Load Thresholds for Cuckoo Hashing with Overlapping Blocks

TL;DR

This paper rigorously determines load thresholds for a variation of cuckoo hashing with overlapping intervals, improving understanding of its capacity limits and employing advanced probabilistic methods.

Contribution

It introduces a method to precisely compute load thresholds for cuckoo hashing with overlapping blocks for all parameters, extending previous empirical and asymptotic results.

Findings

Thresholds are approximately 96.5% for specific parameters.

Belief propagation equations determine hypergraph orientability thresholds.
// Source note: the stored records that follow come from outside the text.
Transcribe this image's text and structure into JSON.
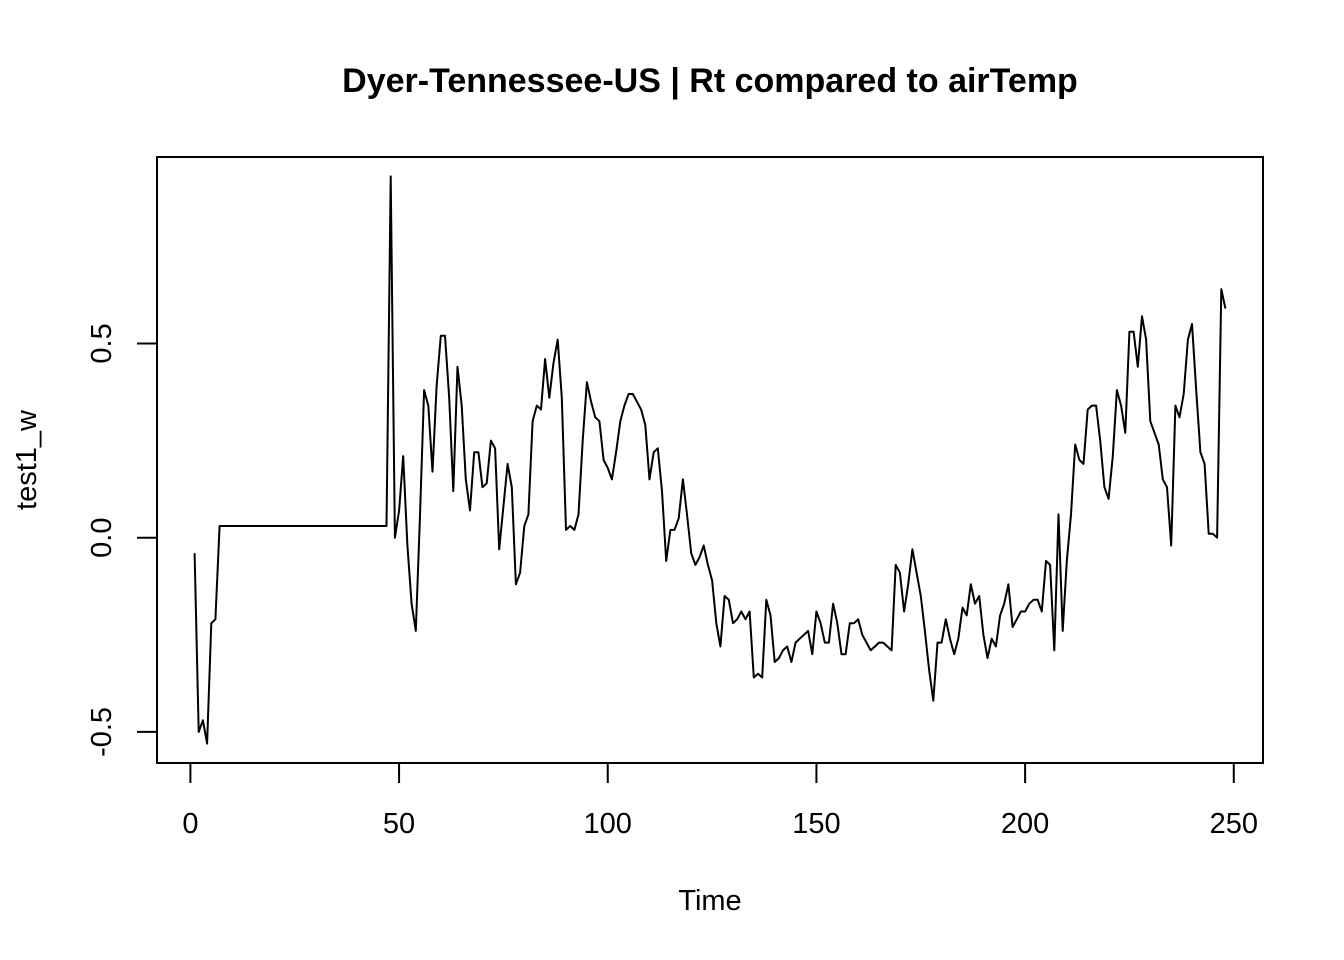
{
  "chart_data": {
    "type": "line",
    "title": "Dyer-Tennessee-US | Rt compared to airTemp",
    "xlabel": "Time",
    "ylabel": "test1_w",
    "xlim": [
      -8,
      257
    ],
    "ylim": [
      -0.58,
      0.98
    ],
    "xticks": [
      "0",
      "50",
      "100",
      "150",
      "200",
      "250"
    ],
    "yticks": [
      "-0.5",
      "0.0",
      "0.5"
    ],
    "grid": false,
    "legend": "none",
    "color": "#000000",
    "series": [
      {
        "x": [
          1,
          2,
          3,
          4,
          5,
          6,
          7,
          8,
          9,
          10,
          11,
          12,
          13,
          14,
          15,
          16,
          17,
          18,
          19,
          20,
          21,
          22,
          23,
          24,
          25,
          26,
          27,
          28,
          29,
          30,
          31,
          32,
          33,
          34,
          35,
          36,
          37,
          38,
          39,
          40,
          41,
          42,
          43,
          44,
          45,
          46,
          47,
          48,
          49,
          50,
          51,
          52,
          53,
          54,
          55,
          56,
          57,
          58,
          59,
          60,
          61,
          62,
          63,
          64,
          65,
          66,
          67,
          68,
          69,
          70,
          71,
          72,
          73,
          74,
          75,
          76,
          77,
          78,
          79,
          80,
          81,
          82,
          83,
          84,
          85,
          86,
          87,
          88,
          89,
          90,
          91,
          92,
          93,
          94,
          95,
          96,
          97,
          98,
          99,
          100,
          101,
          102,
          103,
          104,
          105,
          106,
          107,
          108,
          109,
          110,
          111,
          112,
          113,
          114,
          115,
          116,
          117,
          118,
          119,
          120,
          121,
          122,
          123,
          124,
          125,
          126,
          127,
          128,
          129,
          130,
          131,
          132,
          133,
          134,
          135,
          136,
          137,
          138,
          139,
          140,
          141,
          142,
          143,
          144,
          145,
          146,
          147,
          148,
          149,
          150,
          151,
          152,
          153,
          154,
          155,
          156,
          157,
          158,
          159,
          160,
          161,
          162,
          163,
          164,
          165,
          166,
          167,
          168,
          169,
          170,
          171,
          172,
          173,
          174,
          175,
          176,
          177,
          178,
          179,
          180,
          181,
          182,
          183,
          184,
          185,
          186,
          187,
          188,
          189,
          190,
          191,
          192,
          193,
          194,
          195,
          196,
          197,
          198,
          199,
          200,
          201,
          202,
          203,
          204,
          205,
          206,
          207,
          208,
          209,
          210,
          211,
          212,
          213,
          214,
          215,
          216,
          217,
          218,
          219,
          220,
          221,
          222,
          223,
          224,
          225,
          226,
          227,
          228,
          229,
          230,
          231,
          232,
          233,
          234,
          235,
          236,
          237,
          238,
          239,
          240,
          241,
          242,
          243,
          244,
          245,
          246,
          247,
          248
        ],
        "y": [
          -0.04,
          -0.5,
          -0.47,
          -0.53,
          -0.22,
          -0.21,
          0.03,
          0.03,
          0.03,
          0.03,
          0.03,
          0.03,
          0.03,
          0.03,
          0.03,
          0.03,
          0.03,
          0.03,
          0.03,
          0.03,
          0.03,
          0.03,
          0.03,
          0.03,
          0.03,
          0.03,
          0.03,
          0.03,
          0.03,
          0.03,
          0.03,
          0.03,
          0.03,
          0.03,
          0.03,
          0.03,
          0.03,
          0.03,
          0.03,
          0.03,
          0.03,
          0.03,
          0.03,
          0.03,
          0.03,
          0.03,
          0.03,
          0.93,
          0.0,
          0.07,
          0.21,
          -0.02,
          -0.17,
          -0.24,
          0.05,
          0.38,
          0.34,
          0.17,
          0.39,
          0.52,
          0.52,
          0.36,
          0.12,
          0.44,
          0.34,
          0.15,
          0.07,
          0.22,
          0.22,
          0.13,
          0.14,
          0.25,
          0.23,
          -0.03,
          0.08,
          0.19,
          0.13,
          -0.12,
          -0.09,
          0.03,
          0.06,
          0.3,
          0.34,
          0.33,
          0.46,
          0.36,
          0.45,
          0.51,
          0.36,
          0.02,
          0.03,
          0.02,
          0.06,
          0.25,
          0.4,
          0.35,
          0.31,
          0.3,
          0.2,
          0.18,
          0.15,
          0.22,
          0.3,
          0.34,
          0.37,
          0.37,
          0.35,
          0.33,
          0.29,
          0.15,
          0.22,
          0.23,
          0.12,
          -0.06,
          0.02,
          0.02,
          0.05,
          0.15,
          0.06,
          -0.04,
          -0.07,
          -0.05,
          -0.02,
          -0.07,
          -0.11,
          -0.22,
          -0.28,
          -0.15,
          -0.16,
          -0.22,
          -0.21,
          -0.19,
          -0.21,
          -0.19,
          -0.36,
          -0.35,
          -0.36,
          -0.16,
          -0.2,
          -0.32,
          -0.31,
          -0.29,
          -0.28,
          -0.32,
          -0.27,
          -0.26,
          -0.25,
          -0.24,
          -0.3,
          -0.19,
          -0.22,
          -0.27,
          -0.27,
          -0.17,
          -0.22,
          -0.3,
          -0.3,
          -0.22,
          -0.22,
          -0.21,
          -0.25,
          -0.27,
          -0.29,
          -0.28,
          -0.27,
          -0.27,
          -0.28,
          -0.29,
          -0.07,
          -0.09,
          -0.19,
          -0.12,
          -0.03,
          -0.09,
          -0.15,
          -0.24,
          -0.34,
          -0.42,
          -0.27,
          -0.27,
          -0.21,
          -0.26,
          -0.3,
          -0.26,
          -0.18,
          -0.2,
          -0.12,
          -0.17,
          -0.15,
          -0.25,
          -0.31,
          -0.26,
          -0.28,
          -0.2,
          -0.17,
          -0.12,
          -0.23,
          -0.21,
          -0.19,
          -0.19,
          -0.17,
          -0.16,
          -0.16,
          -0.19,
          -0.06,
          -0.07,
          -0.29,
          0.06,
          -0.24,
          -0.06,
          0.06,
          0.24,
          0.2,
          0.19,
          0.33,
          0.34,
          0.34,
          0.25,
          0.13,
          0.1,
          0.21,
          0.38,
          0.34,
          0.27,
          0.53,
          0.53,
          0.44,
          0.57,
          0.51,
          0.3,
          0.27,
          0.24,
          0.15,
          0.13,
          -0.02,
          0.34,
          0.31,
          0.37,
          0.51,
          0.55,
          0.38,
          0.22,
          0.19,
          0.01,
          0.01,
          0.0,
          0.64,
          0.59
        ]
      }
    ]
  }
}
Experimental evidence shows near-threshold placements can be constructed efficiently.

Abstract

Dietzfelbinger and Weidling [DW07] proposed a natural variation of cuckoo hashing where each of $cn$ objects is assigned $k = 2$ intervals of size $\ell$ in a linear (or cyclic) hash table of size $n$ and both start points are chosen independently and uniformly at random. Each object must be placed into a table cell within its intervals, but each cell can only hold one object. Experiments suggested that this scheme outperforms the variant with blocks in which intervals are aligned at multiples of $\ell$. In particular, the load threshold is higher, i.e. the load $c$ that can be achieved with high probability. For instance, Lehman and Panigrahy [LP09] empirically observed the threshold for $\ell = 2$ to be around $96.5\%$ as compared to roughly $89.7\%$ using blocks. They managed to pin down the asymptotics of the thresholds for large $\ell$, but the precise values resisted rigorous analysis. We establish a method to determine these load thresholds for all $\ell \geq 2$, and, in fact, for general $k \geq 2$. For instance, for $k = \ell = 2$ we get $\approx 96.4995\%$. The key tool we employ is an insightful and general theorem due to Leconte, Lelarge, and Massouli\'e [LLM13], which adapts methods from statistical physics to the world of hypergraph orientability. In effect, the orientability thresholds for our graph families are determined by belief propagation equations for certain graph limits. As a side note we provide experimental evidence suggesting that placements can be constructed in linear time with loads close to the threshold using an adapted version of an algorithm by Khosla [Kho13].